Unidos pelas tatuagens

Notícias Magazine

Texto de Catarina Guerreiro
Fotografia de Orlando Almeida/Global Imagens

É comum quando está em tronco nu na esplanada de uma praia que as pessoas se aproximem e olhem interessadas para a pintura que tem nas costas. Ali, desenhadas a preto e branco, estão imagens do icónico filme Laranja Mecânica, realizado por Stanley Kubrick.

Foram reproduzidas pelo tatuador Nuno Feio, de 42 anos, que nos últimos anos tem enchido o corpo de João Dias, de 30, de desenhos idealizados pelos dois. Nuno é um dos tatuadores mais conceituados do país: já ganhou 17 prémios nacionais e internacionais e um deles foi com o trabalho inspirado no filme: recebeu o primeiro lugar de costas inteiras no Festival de Lisboa, em 2015.

Os desenhos idealizados por Nuno e João têm sido levados pelo tatuador, no seu portefólio, a várias convenções no estrangeiro, onde se juntam os melhores profissionais do mundo nesta arte.

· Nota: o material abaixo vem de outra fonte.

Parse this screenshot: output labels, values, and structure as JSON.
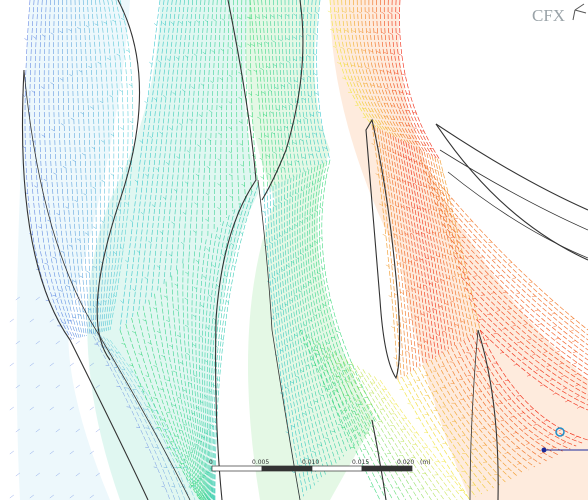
{
  "scene": {
    "brand_text": "CFX",
    "scale_ticks": [
      "0",
      "0.005",
      "0.010",
      "0.015",
      "0.020",
      "(m)"
    ],
    "colors": {
      "background": "#ffffff",
      "outline": "#333333",
      "low": "#2a55d8",
      "low_mid": "#1ec0c8",
      "mid": "#22d36a",
      "high_mid": "#f2e640",
      "high": "#f12a14"
    },
    "icon_names": [
      "triad-axis-icon",
      "probe-marker-icon"
    ]
  }
}
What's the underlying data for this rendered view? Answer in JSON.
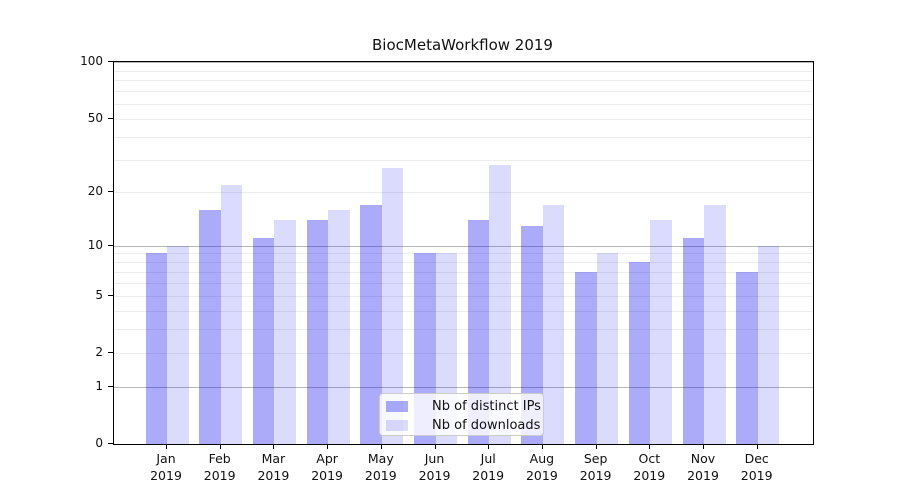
{
  "title": "BiocMetaWorkflow 2019",
  "chart_data": {
    "type": "bar",
    "title": "BiocMetaWorkflow 2019",
    "categories": [
      "Jan 2019",
      "Feb 2019",
      "Mar 2019",
      "Apr 2019",
      "May 2019",
      "Jun 2019",
      "Jul 2019",
      "Aug 2019",
      "Sep 2019",
      "Oct 2019",
      "Nov 2019",
      "Dec 2019"
    ],
    "series": [
      {
        "name": "Nb of distinct IPs",
        "color": "rgba(0,0,240,0.33)",
        "values": [
          9,
          16,
          11,
          14,
          17,
          9,
          14,
          13,
          7,
          8,
          11,
          7
        ]
      },
      {
        "name": "Nb of downloads",
        "color": "rgba(0,0,240,0.14)",
        "values": [
          10,
          22,
          14,
          16,
          27,
          9,
          28,
          17,
          9,
          14,
          17,
          10
        ]
      }
    ],
    "yscale": "log1p",
    "ylim": [
      0,
      100
    ],
    "ytick_values": [
      0,
      1,
      2,
      5,
      10,
      20,
      50,
      100
    ],
    "ytick_labels": [
      "0",
      "1",
      "2",
      "5",
      "10",
      "20",
      "50",
      "100"
    ],
    "major_gridlines": [
      1,
      10,
      100
    ],
    "minor_gridlines": [
      2,
      3,
      4,
      5,
      6,
      7,
      8,
      9,
      20,
      30,
      40,
      50,
      60,
      70,
      80,
      90
    ],
    "grid": true,
    "legend_position": "lower center",
    "xlabel": "",
    "ylabel": ""
  },
  "legend": {
    "items": [
      {
        "label": "Nb of distinct IPs"
      },
      {
        "label": "Nb of downloads"
      }
    ]
  }
}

Já na edição de 2016, que decorreu em dezembro, arrecadou quatro prémios com duas tatuagens feitas nas pernas de dois outros clientes: uma retratava o Spud, do filme Trainspotting, e a outra era composta por duas personagens da série televisiva Vikings.

Mas João é, garante Nuno, o cliente que «mais tatuou até hoje», desde que em 2010 decidiu trocar de profissão, deixando de ser designer gráfico para se dedicar cem por cento à carreira de tatuador. Já lhe pintou o peito todo, a barriga, as coxas, as costas e agora está a trabalhar nas mãos e no pescoço.

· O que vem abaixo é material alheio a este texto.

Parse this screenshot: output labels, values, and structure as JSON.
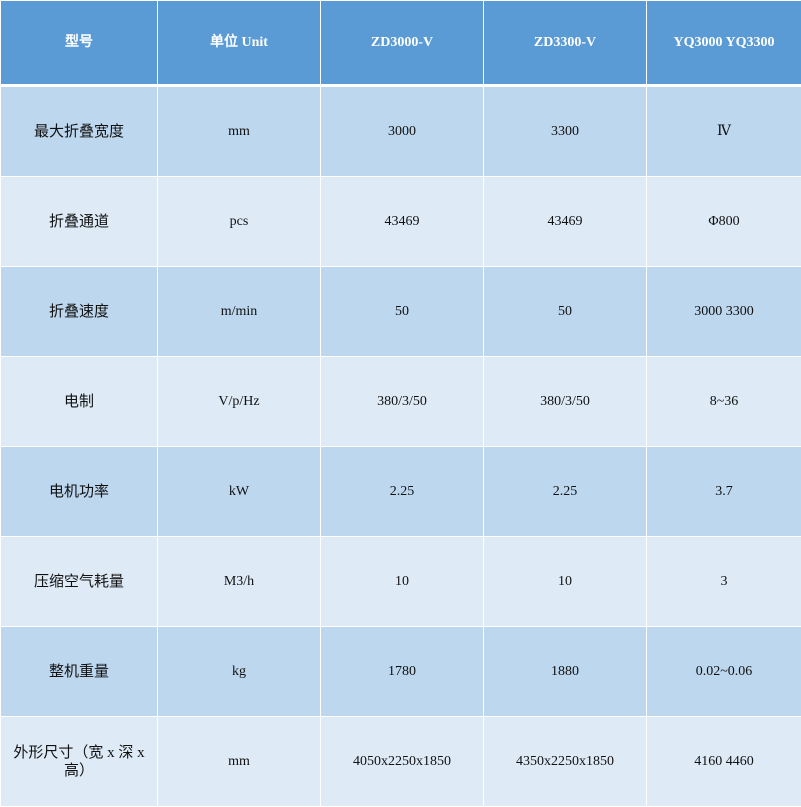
{
  "colors": {
    "header": "#5b9bd5",
    "row_dark": "#bdd7ee",
    "row_light": "#deebf7"
  },
  "headers": [
    "型号",
    "单位 Unit",
    "ZD3000-V",
    "ZD3300-V",
    "YQ3000 YQ3300"
  ],
  "rows": [
    [
      "最大折叠宽度",
      "mm",
      "3000",
      "3300",
      "Ⅳ"
    ],
    [
      "折叠通道",
      "pcs",
      "43469",
      "43469",
      "Φ800"
    ],
    [
      "折叠速度",
      "m/min",
      "50",
      "50",
      "3000 3300"
    ],
    [
      "电制",
      "V/p/Hz",
      "380/3/50",
      "380/3/50",
      "8~36"
    ],
    [
      "电机功率",
      "kW",
      "2.25",
      "2.25",
      "3.7"
    ],
    [
      "压缩空气耗量",
      "M3/h",
      "10",
      "10",
      "3"
    ],
    [
      "整机重量",
      "kg",
      "1780",
      "1880",
      "0.02~0.06"
    ],
    [
      "外形尺寸（宽 x 深 x 高）",
      "mm",
      "4050x2250x1850",
      "4350x2250x1850",
      "4160 4460"
    ]
  ]
}
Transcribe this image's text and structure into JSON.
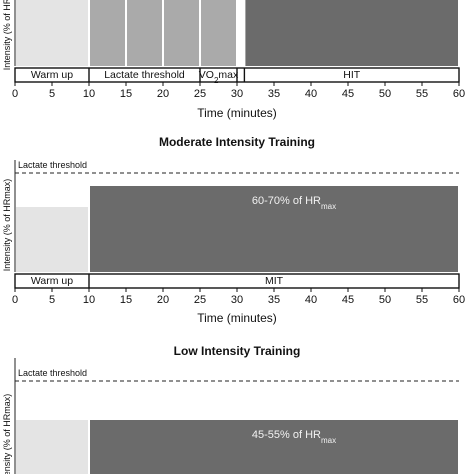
{
  "chart_data": [
    {
      "type": "bar",
      "title": "",
      "xlabel": "Time (minutes)",
      "ylabel": "Intensity (% of HR",
      "xlim": [
        0,
        60
      ],
      "x_ticks": [
        0,
        5,
        10,
        15,
        20,
        25,
        30,
        35,
        40,
        45,
        50,
        55,
        60
      ],
      "threshold_label": "",
      "blocks": [
        {
          "start": 0,
          "end": 10,
          "shade": "#e4e4e4"
        },
        {
          "start": 10,
          "end": 15,
          "shade": "#aaaaaa"
        },
        {
          "start": 15,
          "end": 20,
          "shade": "#aaaaaa"
        },
        {
          "start": 20,
          "end": 25,
          "shade": "#aaaaaa"
        },
        {
          "start": 25,
          "end": 30,
          "shade": "#aaaaaa"
        },
        {
          "start": 31,
          "end": 60,
          "shade": "#6b6b6b"
        }
      ],
      "phases": [
        {
          "label": "Warm up",
          "start": 0,
          "end": 10
        },
        {
          "label": "Lactate threshold",
          "start": 10,
          "end": 25
        },
        {
          "label": "VO",
          "sub": "2",
          "suffix": "max",
          "start": 25,
          "end": 30
        },
        {
          "label": "",
          "start": 30,
          "end": 31
        },
        {
          "label": "HIT",
          "start": 31,
          "end": 60
        }
      ]
    },
    {
      "type": "bar",
      "title": "Moderate Intensity Training",
      "xlabel": "Time (minutes)",
      "ylabel": "Intensity (% of HRmax)",
      "xlim": [
        0,
        60
      ],
      "x_ticks": [
        0,
        5,
        10,
        15,
        20,
        25,
        30,
        35,
        40,
        45,
        50,
        55,
        60
      ],
      "threshold_label": "Lactate threshold",
      "blocks": [
        {
          "start": 0,
          "end": 10,
          "shade": "#e4e4e4",
          "level": 0.66
        },
        {
          "start": 10,
          "end": 60,
          "shade": "#6b6b6b",
          "level": 0.8,
          "label": "60-70% of HR",
          "label_sub": "max"
        }
      ],
      "phases": [
        {
          "label": "Warm up",
          "start": 0,
          "end": 10
        },
        {
          "label": "MIT",
          "start": 10,
          "end": 60
        }
      ]
    },
    {
      "type": "bar",
      "title": "Low Intensity Training",
      "xlabel": "",
      "ylabel": "Intensity (% of HRmax)",
      "xlim": [
        0,
        60
      ],
      "threshold_label": "Lactate threshold",
      "blocks": [
        {
          "start": 0,
          "end": 10,
          "shade": "#e4e4e4"
        },
        {
          "start": 10,
          "end": 60,
          "shade": "#6b6b6b",
          "label": "45-55% of HR",
          "label_sub": "max"
        }
      ]
    }
  ]
}
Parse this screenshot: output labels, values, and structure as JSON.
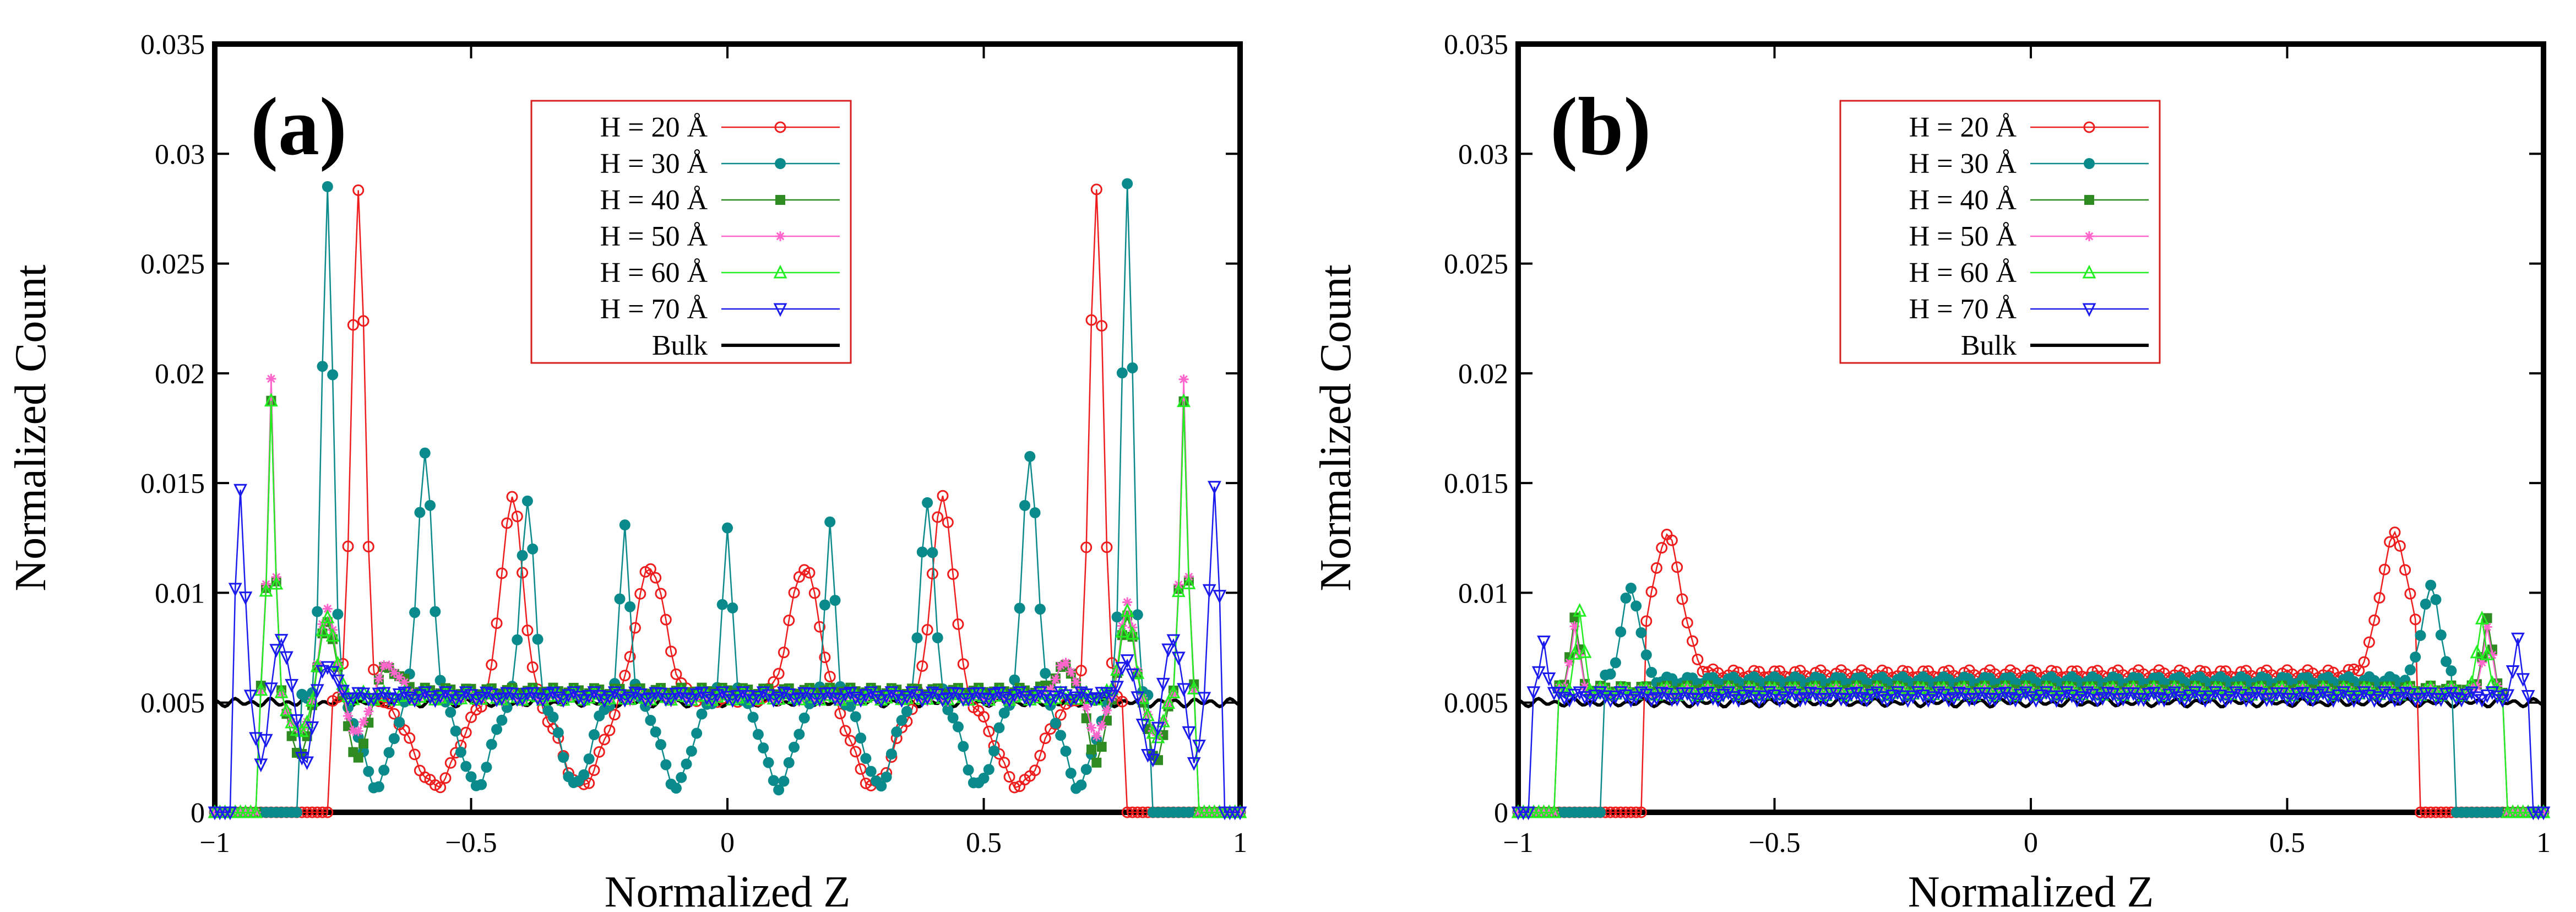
{
  "colors": {
    "frame": "#000000",
    "legend_border": "#d62020",
    "H20": "#ee1c1c",
    "H30": "#0a8a8a",
    "H40": "#2e8b22",
    "H50": "#ff66cc",
    "H60": "#22ee22",
    "H70": "#1a1aee",
    "Bulk": "#000000"
  },
  "chart_data": [
    {
      "type": "line",
      "panel_label": "(a)",
      "xlabel": "Normalized Z",
      "ylabel": "Normalized Count",
      "xlim": [
        -1,
        1
      ],
      "ylim": [
        0,
        0.035
      ],
      "x_ticks": [
        "−1",
        "−0.5",
        "0",
        "0.5",
        "1"
      ],
      "x_tick_values": [
        -1,
        -0.5,
        0,
        0.5,
        1
      ],
      "y_ticks": [
        "0",
        "0.005",
        "0.01",
        "0.015",
        "0.02",
        "0.025",
        "0.03",
        "0.035"
      ],
      "y_tick_values": [
        0,
        0.005,
        0.01,
        0.015,
        0.02,
        0.025,
        0.03,
        0.035
      ],
      "legend_position": "top-center",
      "series": [
        {
          "name": "H = 20 Å",
          "key": "H20",
          "marker": "circle-open",
          "wall": 0.77,
          "peaks": [
            [
              0.72,
              0.0285,
              0.018
            ],
            [
              0.42,
              0.0143,
              0.03
            ],
            [
              0.15,
              0.0112,
              0.04
            ]
          ],
          "valley": 0.0012,
          "baseline": 0.0052
        },
        {
          "name": "H = 30 Å",
          "key": "H30",
          "marker": "circle-filled",
          "wall": 0.83,
          "peaks": [
            [
              0.78,
              0.0285,
              0.015
            ],
            [
              0.59,
              0.0163,
              0.02
            ],
            [
              0.39,
              0.0143,
              0.018
            ],
            [
              0.2,
              0.0131,
              0.013
            ],
            [
              0.0,
              0.0128,
              0.013
            ]
          ],
          "valley": 0.0012,
          "baseline": 0.0052
        },
        {
          "name": "H = 40 Å",
          "key": "H40",
          "marker": "square-filled",
          "wall": 0.91,
          "peaks": [
            [
              0.89,
              0.0188,
              0.01
            ],
            [
              0.78,
              0.0088,
              0.02
            ],
            [
              0.66,
              0.0066,
              0.03
            ]
          ],
          "valley": 0.0024,
          "baseline": 0.0055
        },
        {
          "name": "H = 50 Å",
          "key": "H50",
          "marker": "asterisk",
          "wall": 0.91,
          "peaks": [
            [
              0.89,
              0.0198,
              0.01
            ],
            [
              0.78,
              0.0094,
              0.02
            ],
            [
              0.66,
              0.0067,
              0.03
            ]
          ],
          "valley": 0.0036,
          "baseline": 0.0052
        },
        {
          "name": "H = 60 Å",
          "key": "H60",
          "marker": "triangle-up-open",
          "wall": 0.91,
          "peaks": [
            [
              0.89,
              0.0188,
              0.01
            ],
            [
              0.78,
              0.009,
              0.02
            ]
          ],
          "valley": 0.0035,
          "baseline": 0.0053
        },
        {
          "name": "H = 70 Å",
          "key": "H70",
          "marker": "triangle-down-open",
          "wall": 0.96,
          "peaks": [
            [
              0.95,
              0.0148,
              0.012
            ],
            [
              0.87,
              0.0079,
              0.02
            ],
            [
              0.78,
              0.0068,
              0.02
            ]
          ],
          "valley": 0.0022,
          "baseline": 0.0053
        },
        {
          "name": "Bulk",
          "key": "Bulk",
          "marker": "line",
          "wall": 1.0,
          "peaks": [],
          "valley": 0.005,
          "baseline": 0.005
        }
      ]
    },
    {
      "type": "line",
      "panel_label": "(b)",
      "xlabel": "Normalized Z",
      "ylabel": "Normalized Count",
      "xlim": [
        -1,
        1
      ],
      "ylim": [
        0,
        0.035
      ],
      "x_ticks": [
        "−1",
        "−0.5",
        "0",
        "0.5",
        "1"
      ],
      "x_tick_values": [
        -1,
        -0.5,
        0,
        0.5,
        1
      ],
      "y_ticks": [
        "0",
        "0.005",
        "0.01",
        "0.015",
        "0.02",
        "0.025",
        "0.03",
        "0.035"
      ],
      "y_tick_values": [
        0,
        0.005,
        0.01,
        0.015,
        0.02,
        0.025,
        0.03,
        0.035
      ],
      "legend_position": "top-center",
      "series": [
        {
          "name": "H = 20 Å",
          "key": "H20",
          "marker": "circle-open",
          "wall": 0.75,
          "peaks": [
            [
              0.71,
              0.0126,
              0.04
            ]
          ],
          "valley": 0.0062,
          "baseline": 0.0063
        },
        {
          "name": "H = 30 Å",
          "key": "H30",
          "marker": "circle-filled",
          "wall": 0.83,
          "peaks": [
            [
              0.78,
              0.0102,
              0.025
            ]
          ],
          "valley": 0.0058,
          "baseline": 0.006
        },
        {
          "name": "H = 40 Å",
          "key": "H40",
          "marker": "square-filled",
          "wall": 0.92,
          "peaks": [
            [
              0.89,
              0.0089,
              0.012
            ]
          ],
          "valley": 0.0055,
          "baseline": 0.0056
        },
        {
          "name": "H = 50 Å",
          "key": "H50",
          "marker": "asterisk",
          "wall": 0.92,
          "peaks": [
            [
              0.89,
              0.0085,
              0.012
            ]
          ],
          "valley": 0.0054,
          "baseline": 0.0055
        },
        {
          "name": "H = 60 Å",
          "key": "H60",
          "marker": "triangle-up-open",
          "wall": 0.92,
          "peaks": [
            [
              0.88,
              0.009,
              0.012
            ]
          ],
          "valley": 0.0054,
          "baseline": 0.0055
        },
        {
          "name": "H = 70 Å",
          "key": "H70",
          "marker": "triangle-down-open",
          "wall": 0.97,
          "peaks": [
            [
              0.95,
              0.0079,
              0.01
            ]
          ],
          "valley": 0.0044,
          "baseline": 0.0053
        },
        {
          "name": "Bulk",
          "key": "Bulk",
          "marker": "line",
          "wall": 1.0,
          "peaks": [],
          "valley": 0.005,
          "baseline": 0.005
        }
      ]
    }
  ]
}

Foi assim que, aos poucos, João se transformou na montra do trabalho do tatuador. Os desenhos idealizados pelos dois têm sido levados por Nuno, no seu portefólio, a várias convenções no estrangeiro, onde se juntam os melhores profissionais do mundo nesta arte.

Conheceram-se em 2014, quando João ficou rendido aos desenhos realistas do artista – o único português com uma cor de tinta da linha internacional World Famous Tattoo Ink com o seu nome (uma mistura de vários tons de cinzento e branco) e que abriu, em janeiro deste ano, o Graveyart Tattoo Studio, em Lisboa.

A complexidade da tatuagem premiada sobre a Laranja Mecânica aproximou tatuador e tatuado. «Foi um trabalho de nove meses».

«Ele é brutal e as tatuagens dele são muito boas e diferentes», diz João, recordando que a primeira tatuagem que fez com Nuno foi uma caveira com asas, no peito. Depois seguiu-se a barriga toda, onde está agora uma imagem «baseada na mitologia dos três macacos sábios», diz. Por serem tatuagens sucessivas, passa muito tempo deitado na marquesa e, enquanto Nuno cria, os dois conversam, ouvem música e partilham histórias.

«Apesar da diferença de idades fomos ficando amigos», explica Nuno, acrescentando que a complexidade da tatuagem premiada sobre a Laranja Mecânica reforçou a relação. «Foi um trabalho de nove meses», nota o tatuador. Primeiro procuraram imagens e elaboraram a «obra de arte» em computador, montando a história do filme e o desenho de que gostavam. Depois, Nuno transpô-lo do papel para as costas do cliente. «Começámos por desenhar o Beethoven», lembra Nuno. «Pois foi… e logo depois foram as quatro personagens principais», concretiza João.

Para concluir o enredo cinematográfico nas costas de João foram precisas 40 horas de trabalho, por isso estiveram juntos todos os meses, pelo menos, cinco horas seguidas.
Agora têm entre mãos outro projeto complexo e longo: estão a colocar a Criação de Adão, de Miguel Ângelo, que está na Capela Sistina, no pescoço de João. «Todas as tatuagens que faço têm um significado pessoal ou genérico, visual e histórico», descreve.

«No peito, por exemplo, onde está a caveira com asas e a palavra troublemaker, tem a ver com uma fase da minha vida; nas coxas tenho as mãos, o cérebro e o coração, para simbolizar a manipulação», explica João, formado em Sociologia mas a trabalhar como operador de máquinas no aeroporto. «Ele quase não tem espaço para tatuar», repara Nuno, lançando de imediato um elogio.

«O João é o cliente perfeito. Aguenta quieto e não reclama, mesmo nas zonas mais difíceis». É que decorar o corpo dos outros, admite Nuno, «é uma grande responsabilidade», e por uma simples razão: «A tatuagem é uma marca para a vida.»